I let myself get lost in the sensation of it all.
He finally breaks the kiss, but I follow for one more, and one more after that—small, hungry aftershocks—before our foreheads fall together, breaths mingling.
I take two steadying breaths, then a third, because I absolutely cannot walk into Aunt Sofia’s kitchen with a full-blown boner.
“Are you ready?” I manage, voice rougher than I intended.
“I should be asking you that,” he says, looking down at the bulge in my pants.
“Maybe ifyoudidn’t make me hard in your aunt Sofia’s bathroom, I wouldn’t have this problem,” I mutter.
“All I did was kiss you,” he says, leaning in again.
“Oh no you don’t. If we have to stay in here any longer in order for my dick to calm down again, she’s gonna know.”
Dom chuckles. “She’d probably bake us a cake.”
“I hope it’s tiramisu,” I say, amused.
He smirks, thumb sweeping my bottom lip like he’s tempted to start again. “Consider it motivation to behave.”
“Cannoli first,” I say, kissing his smile once more—quick, electric. “Then I’m misbehaving.”
He raises a brow, and I laugh, opening the door and pulling him with me.
We spend the next hour at his aunt’s kitchen table, eating cannoli while she tells me all the embarrassing Dom stories.
“He had just come to live with me. And bless him, he was trying to make me dinner. Boy, I don’t know what he put in the spaghetti sauce, but ragu would’ve tasted better.”
“And that’s why I don’t cook. Scarred me for life,” Dom says.
Laughter echoes throughout the kitchen. Seeing the love and affection between Dom and his aunt fills my soul but also makes me sad.

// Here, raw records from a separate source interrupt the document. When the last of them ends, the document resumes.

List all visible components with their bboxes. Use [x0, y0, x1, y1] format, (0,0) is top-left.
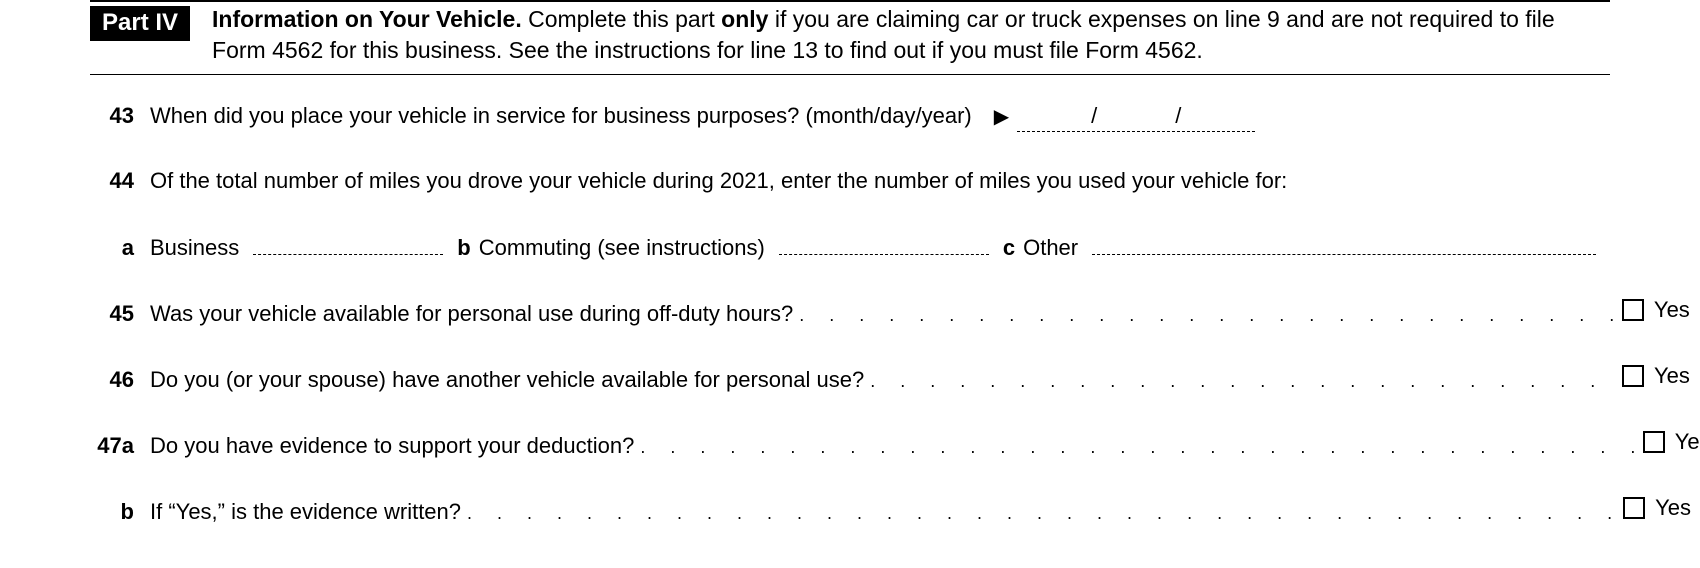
line-44: 44 Of the total number of miles you drov…	[90, 168, 1610, 194]
line-number: 45	[90, 301, 150, 327]
line-47b-text: If “Yes,” is the evidence written?	[150, 499, 461, 525]
part-title-bold: Information on Your Vehicle.	[212, 6, 522, 32]
line-46-text: Do you (or your spouse) have another veh…	[150, 367, 864, 393]
part-header: Part IV Information on Your Vehicle. Com…	[90, 4, 1610, 75]
line-44b-value[interactable]	[779, 230, 989, 255]
date-separator: /	[1171, 103, 1185, 129]
line-47a-yes-checkbox[interactable]	[1643, 431, 1665, 453]
line-43-text: When did you place your vehicle in servi…	[150, 103, 972, 129]
line-45-yes-checkbox[interactable]	[1622, 299, 1644, 321]
line-44-subrow: a Business b Commuting (see instructions…	[90, 230, 1610, 261]
yes-label: Yes	[1654, 297, 1690, 323]
line-44c-value[interactable]	[1092, 230, 1596, 255]
line-44c-num: c	[1003, 235, 1015, 261]
line-47b-yes-checkbox[interactable]	[1623, 497, 1645, 519]
line-43: 43 When did you place your vehicle in se…	[90, 103, 1610, 132]
line-45: 45 Was your vehicle available for person…	[90, 297, 1610, 327]
leader-dots	[864, 371, 1614, 392]
line-46-yes-checkbox[interactable]	[1622, 365, 1644, 387]
part-title-only: only	[721, 6, 768, 32]
yes-label: Yes	[1654, 363, 1690, 389]
line-45-text: Was your vehicle available for personal …	[150, 301, 793, 327]
part-title-text-a: Complete this part	[522, 6, 721, 32]
line-47a-text: Do you have evidence to support your ded…	[150, 433, 634, 459]
line-46: 46 Do you (or your spouse) have another …	[90, 363, 1610, 393]
yes-label: Yes	[1675, 429, 1700, 455]
line-44a-label: Business	[150, 235, 239, 261]
line-number: a	[90, 235, 150, 261]
yes-label: Yes	[1655, 495, 1691, 521]
line-44-text: Of the total number of miles you drove y…	[150, 168, 1287, 194]
line-44b-label: Commuting (see instructions)	[479, 235, 765, 261]
leader-dots	[634, 437, 1634, 458]
line-43-date-field[interactable]: / /	[1017, 103, 1255, 132]
line-44a-value[interactable]	[253, 230, 443, 255]
line-44b-num: b	[457, 235, 470, 261]
line-44c-label: Other	[1023, 235, 1078, 261]
line-number: b	[90, 499, 150, 525]
line-number: 43	[90, 103, 150, 129]
line-number: 46	[90, 367, 150, 393]
line-number: 47a	[90, 433, 150, 459]
line-number: 44	[90, 168, 150, 194]
arrow-icon: ▶	[994, 104, 1009, 129]
part-badge: Part IV	[90, 6, 190, 41]
leader-dots	[793, 305, 1614, 326]
line-47a: 47a Do you have evidence to support your…	[90, 429, 1610, 459]
line-47b: b If “Yes,” is the evidence written? Yes…	[90, 495, 1610, 525]
part-title: Information on Your Vehicle. Complete th…	[212, 4, 1610, 66]
leader-dots	[461, 503, 1615, 524]
date-separator: /	[1087, 103, 1101, 129]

I miss my dad so much my heart breaks all over again every time I think too much about him. My father was my rock. He was a loving person. When I came out, he just hugged me and said, “Cool, I’m happy for you. I know how hard that was to admit.” Like he was more focused on me overcoming my fear of telling him than on my being gay. Like it was no big deal. And my mother, well… Fuck her.
“Beckett, dear. I’m going to hand this to you,” Sophia says, pulling out two containers of what I can only assume is spaghetti sauce. “Make sure it makes it into his freezer. And when he’s running low, please make sure you call me.” She slips me a piece of paper with her phone number on it. I stare down at it, then back at her. “Thank you.”
“And Domenico, if I ever hear about you serving spaghetti sauce from a jar again, I will cut off the fruits of your labor.”